そしてその静けさが続いた後、千堂の後ろにいる集団が騒ぎ出す。
「あなた、自分がだれに物を言ってるのかわかってるの!?」
この静けさを破ったのは俺でも千堂でもなく後ろのとりまきの連中だった。やれやれ、外野は今度はなにを言ってくるのやら。
「誰って、そこにいる千堂にだけど?」
「一年のくせに千堂様を呼び捨てにするんじゃないわよ!!」
「様?」
俺がそう言った後、先ほど叫んだ集団の中の一人が前に出てくる。
「この方は、かの大企業、千堂グループのご令嬢。いずれはそのグループの後継ぎとなるお方よ。そんな方に、一般生徒で、そして一年生のあなたが気易く話すんじゃないわよ!!」
その声が廊下中に響き渡る。まあだれも喋ってなかったから当たり前といえば当たり前なんだけど。しかし困ったことになったな。
そう言って俺は手で頭をかく。そして俺は言い放つ。
「千堂グループってなんですか?」
その瞬間
この場の空気が凍りついた。
(あ、あれ?)
俺はその状況に慌てふためく。なにかまずいことでも言ったのか俺?
「あなた・・・そんなことも知らないの??」
先ほどの女子生徒が驚いたような顔をして俺に叫ぶ。実際俺はその千堂グループとやらを全く知らない。というよりこの学校外のことに対して凄まじく無頓着というか知らないので、思わずそう言ってしまったが、どうやら相当場違いな発言だったらしい。そんなに有名なものなんだろうかそれは。

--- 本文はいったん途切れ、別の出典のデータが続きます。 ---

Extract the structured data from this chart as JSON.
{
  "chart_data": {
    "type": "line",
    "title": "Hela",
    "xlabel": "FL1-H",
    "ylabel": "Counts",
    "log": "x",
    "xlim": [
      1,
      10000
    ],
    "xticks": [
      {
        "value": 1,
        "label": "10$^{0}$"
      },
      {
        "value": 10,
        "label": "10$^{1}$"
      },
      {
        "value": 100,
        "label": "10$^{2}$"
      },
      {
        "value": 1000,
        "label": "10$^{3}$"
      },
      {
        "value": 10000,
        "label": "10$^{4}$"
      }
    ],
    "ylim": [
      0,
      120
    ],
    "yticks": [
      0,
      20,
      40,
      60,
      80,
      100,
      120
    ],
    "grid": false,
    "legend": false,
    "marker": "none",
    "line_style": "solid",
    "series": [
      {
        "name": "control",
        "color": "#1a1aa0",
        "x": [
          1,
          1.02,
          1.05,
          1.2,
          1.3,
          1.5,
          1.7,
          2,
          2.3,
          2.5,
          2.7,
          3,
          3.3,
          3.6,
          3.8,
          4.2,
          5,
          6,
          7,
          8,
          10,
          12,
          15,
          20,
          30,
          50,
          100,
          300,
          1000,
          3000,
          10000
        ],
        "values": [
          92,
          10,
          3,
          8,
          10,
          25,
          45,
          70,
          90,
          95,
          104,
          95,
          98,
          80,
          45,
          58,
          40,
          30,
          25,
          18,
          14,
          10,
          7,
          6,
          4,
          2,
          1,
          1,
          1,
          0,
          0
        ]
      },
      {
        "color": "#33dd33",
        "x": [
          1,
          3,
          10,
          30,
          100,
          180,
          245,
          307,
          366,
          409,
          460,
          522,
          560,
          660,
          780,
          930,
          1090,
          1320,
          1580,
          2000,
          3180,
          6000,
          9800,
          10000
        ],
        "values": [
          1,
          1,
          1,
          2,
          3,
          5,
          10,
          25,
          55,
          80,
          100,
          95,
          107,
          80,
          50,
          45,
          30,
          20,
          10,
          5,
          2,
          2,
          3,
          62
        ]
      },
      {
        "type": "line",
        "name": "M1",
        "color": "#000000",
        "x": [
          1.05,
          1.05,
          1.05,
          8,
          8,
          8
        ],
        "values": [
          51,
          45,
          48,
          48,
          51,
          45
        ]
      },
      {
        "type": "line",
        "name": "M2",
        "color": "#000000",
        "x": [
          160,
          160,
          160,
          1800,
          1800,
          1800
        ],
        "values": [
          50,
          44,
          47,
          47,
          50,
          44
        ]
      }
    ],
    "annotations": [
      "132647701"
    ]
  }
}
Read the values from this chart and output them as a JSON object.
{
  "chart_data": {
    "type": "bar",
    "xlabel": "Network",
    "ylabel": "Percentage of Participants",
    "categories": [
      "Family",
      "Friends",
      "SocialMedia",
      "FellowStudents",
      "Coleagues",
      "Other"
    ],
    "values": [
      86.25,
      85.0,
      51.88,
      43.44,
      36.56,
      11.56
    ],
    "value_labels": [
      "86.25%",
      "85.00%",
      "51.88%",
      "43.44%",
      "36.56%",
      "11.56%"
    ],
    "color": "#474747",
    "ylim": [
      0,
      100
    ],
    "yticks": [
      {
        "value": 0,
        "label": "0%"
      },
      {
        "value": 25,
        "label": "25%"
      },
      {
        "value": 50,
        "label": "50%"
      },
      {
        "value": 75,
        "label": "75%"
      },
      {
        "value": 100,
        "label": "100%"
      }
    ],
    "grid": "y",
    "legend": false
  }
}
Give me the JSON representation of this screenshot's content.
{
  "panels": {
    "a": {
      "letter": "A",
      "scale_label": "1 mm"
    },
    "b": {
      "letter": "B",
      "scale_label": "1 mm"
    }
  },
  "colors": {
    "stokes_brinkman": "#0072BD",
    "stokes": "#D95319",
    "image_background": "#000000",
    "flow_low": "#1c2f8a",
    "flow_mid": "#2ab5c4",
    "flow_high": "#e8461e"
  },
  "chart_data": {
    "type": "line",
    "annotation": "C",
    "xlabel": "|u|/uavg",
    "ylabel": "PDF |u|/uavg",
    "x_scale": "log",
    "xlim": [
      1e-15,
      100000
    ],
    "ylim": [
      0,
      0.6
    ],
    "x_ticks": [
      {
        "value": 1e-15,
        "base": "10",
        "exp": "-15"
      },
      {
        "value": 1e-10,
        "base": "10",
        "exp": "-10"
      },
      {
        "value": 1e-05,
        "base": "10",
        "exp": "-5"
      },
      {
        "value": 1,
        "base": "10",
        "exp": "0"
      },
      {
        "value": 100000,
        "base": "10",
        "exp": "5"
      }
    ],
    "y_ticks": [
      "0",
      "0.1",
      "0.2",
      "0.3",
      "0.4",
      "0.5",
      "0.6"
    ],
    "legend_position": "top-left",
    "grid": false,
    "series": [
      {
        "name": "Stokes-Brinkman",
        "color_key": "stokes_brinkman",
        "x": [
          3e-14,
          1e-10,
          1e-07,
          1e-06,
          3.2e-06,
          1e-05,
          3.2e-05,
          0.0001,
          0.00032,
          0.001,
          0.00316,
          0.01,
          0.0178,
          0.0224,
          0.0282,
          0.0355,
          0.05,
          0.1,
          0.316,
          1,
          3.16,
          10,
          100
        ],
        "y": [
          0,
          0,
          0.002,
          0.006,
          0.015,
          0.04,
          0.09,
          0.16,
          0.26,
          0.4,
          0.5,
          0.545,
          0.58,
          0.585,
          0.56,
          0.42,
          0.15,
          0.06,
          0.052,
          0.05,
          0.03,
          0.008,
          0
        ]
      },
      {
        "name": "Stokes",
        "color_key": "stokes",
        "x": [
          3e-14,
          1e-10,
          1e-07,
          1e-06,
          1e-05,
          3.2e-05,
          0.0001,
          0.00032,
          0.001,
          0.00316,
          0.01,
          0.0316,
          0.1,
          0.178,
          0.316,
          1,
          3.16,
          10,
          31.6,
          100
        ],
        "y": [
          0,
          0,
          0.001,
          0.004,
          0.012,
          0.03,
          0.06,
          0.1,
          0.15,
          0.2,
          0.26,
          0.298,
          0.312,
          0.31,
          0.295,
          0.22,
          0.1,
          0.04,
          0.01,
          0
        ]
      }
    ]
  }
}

そして俺の発言でざわめく廊下の雰囲気を切り裂くように、先ほどの女子生徒が話しだす。
「千堂グループというのはね・・・」
しかしその時
「やめて!その名を出す事は禁じたはずよ!!」
突然千堂がその話を止める。
「今そのことは関係ないはずよ」
「しかし千堂様・・・」
「黙りなさい!!!」
千堂の声が廊下に響き渡る。廊下中がシーンと静まり返る。
(あ、あれ・・・?)
なんか俺忘れ去られてない?なんか今度は向こうの連中内で争いが起きているみたいだ。よくわからないけど、とりあえずさっきのでわかったのは、千堂が「千堂グループ」という名を出されるのを嫌がったということぐらいか。
一人状況についていけない俺だったが、先ほどの会話を頭の中でリプレイのように巻き戻して振り返ってみる。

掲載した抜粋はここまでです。